The difference between the proposed hard ban of these control characters in Crystal and Rust's implementation is the fact that the latter is a lint which throws an error by default (deny-by-default) but it can be overwritten by the user to not raise any error or to raise only a warning. This can be done at the level of a whole program but also at the level of individual modules, single functions or merely specific expressions. Just FYI.

[straight-shoota]

Yes, I understand Rust uses a different implementation approach. But I see little practical difference. We could consider adding an option ignore or warn instead of failing. In Crystal, however, we do not have a lint system which could offer fine-grained control for where it applies. I figure a global option would be less useful.

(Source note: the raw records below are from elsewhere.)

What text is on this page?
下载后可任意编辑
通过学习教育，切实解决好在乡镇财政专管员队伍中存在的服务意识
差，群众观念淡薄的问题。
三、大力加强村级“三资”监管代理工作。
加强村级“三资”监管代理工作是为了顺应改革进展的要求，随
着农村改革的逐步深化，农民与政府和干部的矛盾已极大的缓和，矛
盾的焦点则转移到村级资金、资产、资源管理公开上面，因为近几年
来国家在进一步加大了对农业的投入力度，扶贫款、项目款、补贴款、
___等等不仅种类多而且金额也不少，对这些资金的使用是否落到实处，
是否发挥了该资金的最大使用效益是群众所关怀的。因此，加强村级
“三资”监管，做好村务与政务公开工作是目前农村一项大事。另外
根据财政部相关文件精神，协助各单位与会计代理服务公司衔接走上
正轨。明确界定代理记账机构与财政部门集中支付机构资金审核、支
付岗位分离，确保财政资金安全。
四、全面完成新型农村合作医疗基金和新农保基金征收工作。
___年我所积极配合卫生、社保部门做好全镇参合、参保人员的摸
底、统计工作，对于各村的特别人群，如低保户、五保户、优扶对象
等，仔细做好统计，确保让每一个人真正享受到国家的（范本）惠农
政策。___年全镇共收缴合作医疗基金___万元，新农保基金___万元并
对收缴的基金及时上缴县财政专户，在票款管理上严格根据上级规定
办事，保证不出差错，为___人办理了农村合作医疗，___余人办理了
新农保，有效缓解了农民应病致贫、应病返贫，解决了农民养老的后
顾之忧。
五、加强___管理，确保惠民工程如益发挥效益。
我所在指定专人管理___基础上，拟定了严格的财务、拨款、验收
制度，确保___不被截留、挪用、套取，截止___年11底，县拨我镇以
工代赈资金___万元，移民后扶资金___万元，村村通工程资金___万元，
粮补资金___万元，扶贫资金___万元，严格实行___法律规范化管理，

But is there even a reasonably valid use case for having bi-directional control characters in your Crystal source code? What would make you disable the bi-direction control character validation?

[Fryguy]

A even better question is whether or not there's any Crystal code out there with bi-directional control characters. Seems extremely unlikely that there is actual, legitimate, usage of this.

[beta-ziliani]

I'd say we take the most aggressive approach, and if we find the community is having legitimate uses of these characters, then we make an opt-out option. (We can do the opt-out right away, but this is more work to maintain.)

[beta-ziliani]

After some back and forth thinking, we decided to give us a time to discuss this properly, and not to rush it in the coming 1.2.2 version.

In a way, we can see three vectors for this type of attack in a language: string literals, identifiers, and comments. With Crystal having only CR-terminating comments, it's not clear that there can be an actual attack using comments, so let's focus on the other two vectors.

When it comes to identifiers, this is already discussed in #11216, and there are more Unicode characters than the bidi control ones that are problematic. I don't think there is much of a debate about that we need to properly handle these.

As for string literals, an option could be to let the format tool to turn bidi control chars into their escape sequence. That will allow us to not be restrictive, and just impose it as a formatting standard.